Text data topic modeling¶

Tip

Prerequisite: run text.R to get the count data and the model fitted with fastTopics for comparison:

Rscript docs/articles/static/example-text/text.R

To run the code from this article as a Python script:

python3 examples/text.py

We show a minimal example of text data topic modeling using tinytopics. The NIPS dataset contains a count matrix for 2483 research papers on 14036 terms. More details about the dataset can be found in this GitHub repo.

Import tinytopics¶

import numpy as np
import pandas as pd
import torch
from pyreadr import read_r

import tinytopics as tt

Read count data¶

def read_rds_numpy(file_path):
    X0 = read_r(file_path)
    X = X0[list(X0.keys())[0]]
    return(X.to_numpy())

def read_rds_torch(file_path):
    X = read_rds_numpy(file_path)
    return(torch.from_numpy(X))

X = read_rds_torch("counts.rds")

with open("terms.txt", "r") as file:
    terms = [line.strip() for line in file]

Fit topic model¶

tt.set_random_seed(42)

k = 10
model, losses = tt.fit_model(X, k)
tt.plot_loss(losses, output_file="loss.png")

Post-process results¶

We first load the L and F matrices fitted by fastTopics and then compare them with the tinytopics model. For easier visual comparison, we will try to “align” the topics fitted by tinytopics with those from fastTopics, and sort documents grouped by dominant topics.
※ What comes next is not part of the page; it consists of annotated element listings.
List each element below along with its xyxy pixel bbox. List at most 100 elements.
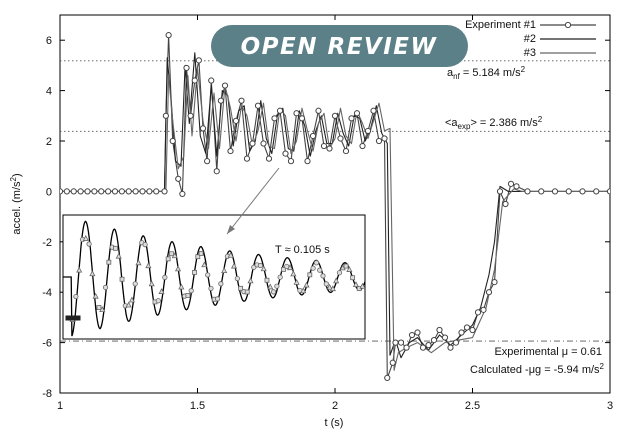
data-point: [276, 107, 284, 114]
data-point: [315, 107, 322, 114]
x-tick-label: 1: [57, 400, 63, 412]
data-point: [208, 77, 215, 84]
legend-marker-series1: [564, 21, 572, 29]
inset-data-point: [135, 259, 142, 266]
data-point: [496, 188, 504, 195]
inset-data-point: [70, 315, 76, 321]
inset-data-point: [277, 274, 283, 280]
inset-data-point: [132, 281, 138, 287]
data-point: [507, 180, 515, 187]
data-point: [243, 155, 251, 162]
inset-panel: T ≈ 0.105 s: [62, 214, 366, 340]
data-point: [342, 147, 350, 155]
data-point: [217, 97, 224, 104]
inset-data-point: [336, 270, 343, 276]
inset-data-point: [201, 261, 208, 268]
inset-data-point: [106, 259, 112, 265]
inset-data-point: [286, 264, 294, 271]
data-point: [384, 374, 391, 381]
legend-label-series2: #2: [524, 33, 536, 45]
data-point: [447, 344, 454, 351]
data-point: [502, 200, 509, 208]
data-point: [254, 102, 262, 109]
data-point: [309, 132, 317, 140]
axis-tick-labels: 1 1.5 2 2.5 3 -8 -6 -4 -2 0 2 4 6: [42, 35, 613, 412]
inset-data-point: [178, 283, 185, 290]
y-tick-label: -4: [42, 287, 52, 299]
inset-data-point: [264, 277, 270, 283]
data-point: [337, 135, 344, 142]
inset-data-point: [158, 288, 165, 294]
data-point: [63, 188, 70, 195]
inset-data-point: [260, 265, 267, 272]
data-point: [485, 289, 493, 296]
data-point: [353, 110, 361, 117]
data-point: [77, 188, 84, 195]
inset-data-point: [290, 270, 297, 277]
data-point: [480, 306, 487, 313]
inset-frame: [62, 214, 366, 340]
inset-data-point: [320, 273, 326, 279]
inset-data-point: [165, 256, 171, 262]
inset-data-point: [169, 251, 174, 257]
inset-data-point: [310, 265, 316, 271]
marker-layer: [60, 32, 610, 381]
data-point: [593, 188, 600, 195]
inset-data-point: [92, 292, 99, 299]
data-point: [430, 336, 438, 344]
inset-data-point: [113, 245, 118, 251]
inset-arrow: [226, 167, 280, 235]
data-point: [606, 188, 610, 195]
data-point: [179, 190, 186, 198]
y-tick-label: -8: [42, 388, 52, 400]
data-point: [175, 175, 182, 182]
inset-data-point: [86, 241, 92, 247]
data-point: [375, 137, 383, 145]
data-point: [204, 158, 211, 165]
inset-data-point: [350, 275, 356, 281]
inset-data-point: [218, 281, 224, 287]
reference-lines: [60, 60, 610, 342]
inset-data-point: [267, 283, 274, 290]
inset-data-point: [307, 272, 313, 278]
data-point: [282, 150, 289, 157]
data-point: [425, 342, 432, 349]
inset-data-point: [346, 266, 353, 272]
data-point: [551, 188, 559, 195]
inset-data-point: [230, 262, 238, 269]
data-point: [364, 127, 372, 135]
data-point: [370, 107, 377, 114]
data-point: [183, 64, 190, 72]
inset-data-point: [115, 252, 122, 259]
data-point: [397, 339, 405, 346]
data-point: [111, 188, 119, 195]
data-point: [139, 188, 146, 195]
data-point: [359, 142, 366, 150]
data-point: [403, 344, 410, 351]
data-point: [60, 188, 64, 195]
x-tick-label: 1.5: [190, 400, 205, 412]
inset-data-point: [293, 278, 300, 285]
inset-data-point: [326, 283, 333, 290]
data-point: [389, 359, 396, 366]
data-point: [161, 188, 168, 195]
data-point: [469, 326, 476, 334]
inset-data-point: [247, 277, 254, 284]
inset-data-point: [205, 272, 211, 278]
inset-data-point: [119, 276, 125, 282]
inset-data-point: [227, 251, 234, 258]
inset-data-point: [303, 281, 310, 288]
inset-data-point: [73, 293, 79, 300]
data-point: [118, 188, 125, 195]
data-point: [348, 115, 355, 122]
data-point: [84, 188, 91, 195]
data-point: [146, 188, 153, 195]
data-point: [191, 77, 198, 84]
inset-data-point: [343, 263, 349, 269]
inset-data-point: [145, 262, 152, 269]
inset-data-point: [192, 270, 197, 275]
data-point: [125, 188, 132, 195]
inset-period-label: T ≈ 0.105 s: [275, 244, 330, 256]
data-point: [298, 115, 306, 122]
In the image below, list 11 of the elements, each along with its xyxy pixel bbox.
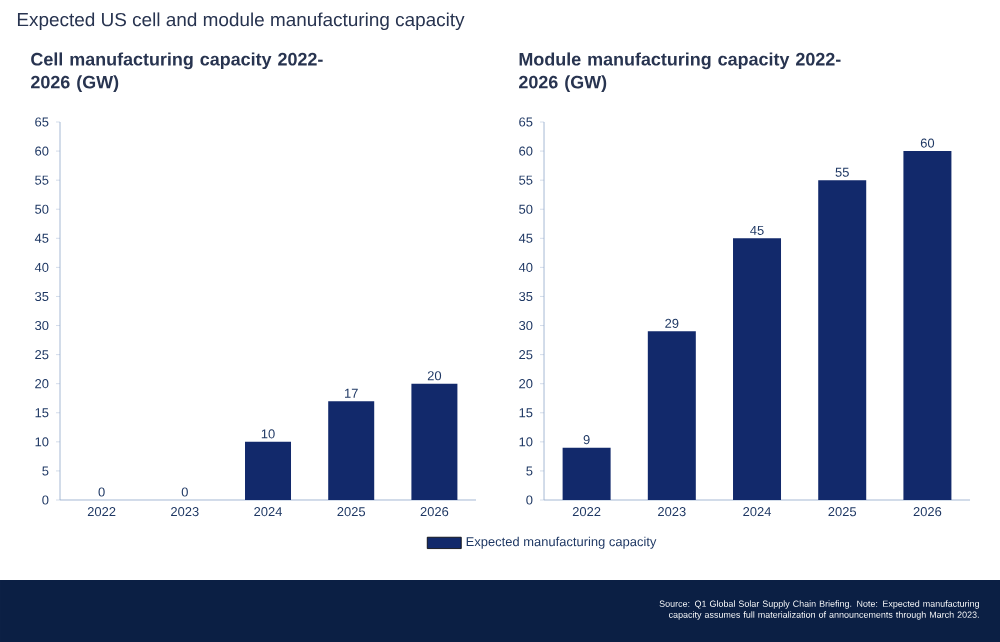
- bar: [562, 447, 611, 500]
- bar: [411, 383, 458, 500]
- bar: [245, 441, 292, 500]
- bar: [647, 331, 696, 500]
- chart-title: Expected US cell and module manufacturing capacity: [17, 12, 465, 31]
- bar: [903, 151, 952, 500]
- bar: [818, 180, 867, 500]
- bar: [733, 238, 782, 500]
- bar: [328, 401, 375, 500]
- chart-subtitle: Cell manufacturing capacity 2022-2026 (GW): [31, 52, 323, 93]
- chart-title: Module manufacturing capacity 2022-2026 (GW): [519, 52, 841, 93]
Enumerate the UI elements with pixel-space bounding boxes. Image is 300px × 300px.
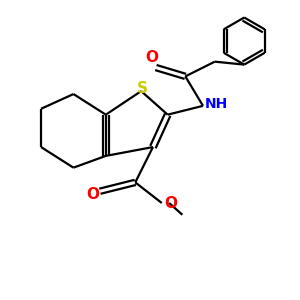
Text: S: S	[137, 81, 148, 96]
Text: O: O	[165, 196, 178, 211]
Text: O: O	[86, 187, 99, 202]
Text: O: O	[145, 50, 158, 64]
Text: NH: NH	[205, 98, 228, 111]
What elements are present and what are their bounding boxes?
L_tt = model.get_normalized_L().numpy()
F_tt = model.get_normalized_F().numpy()

L_ft = read_rds_numpy("L_fastTopics.rds")
F_ft = read_rds_numpy("F_fastTopics.rds")

aligned_indices = tt.align_topics(F_ft, F_tt)
F_aligned_tt = F_tt[aligned_indices]
L_aligned_tt = L_tt[:, aligned_indices]

sorted_indices_ft = tt.sort_documents(L_ft)
L_sorted_ft = L_ft[sorted_indices_ft]
sorted_indices_tt = tt.sort_documents(L_aligned_tt)
L_sorted_tt = L_aligned_tt[sorted_indices_tt]

Visualize results¶

Use Structure plot to check the document-topic distributions:

tt.plot_structure(
    L_sorted_ft,
    title="fastTopics document-topic distributions (sorted)",
    output_file="L-fastTopics.png",
)

tt.plot_structure(
    L_sorted_tt,
    title="tinytopics document-topic distributions (sorted and aligned)",
    output_file="L-tinytopics.png",
)

Plot the probability of top 15 terms in each topic from both models to inspect their concordance:

tt.plot_top_terms(
    F_ft,
    n_top_terms=15,
    term_names = terms,
    title="fastTopics top terms per topic",
    output_file="F-top-terms-fastTopics.png",
)

tt.plot_top_terms(
    F_aligned_tt,
    n_top_terms=15,
    term_names = terms,
    title="tinytopics top terms per topic (aligned)",
    output_file="F-top-terms-tinytopics.png",
)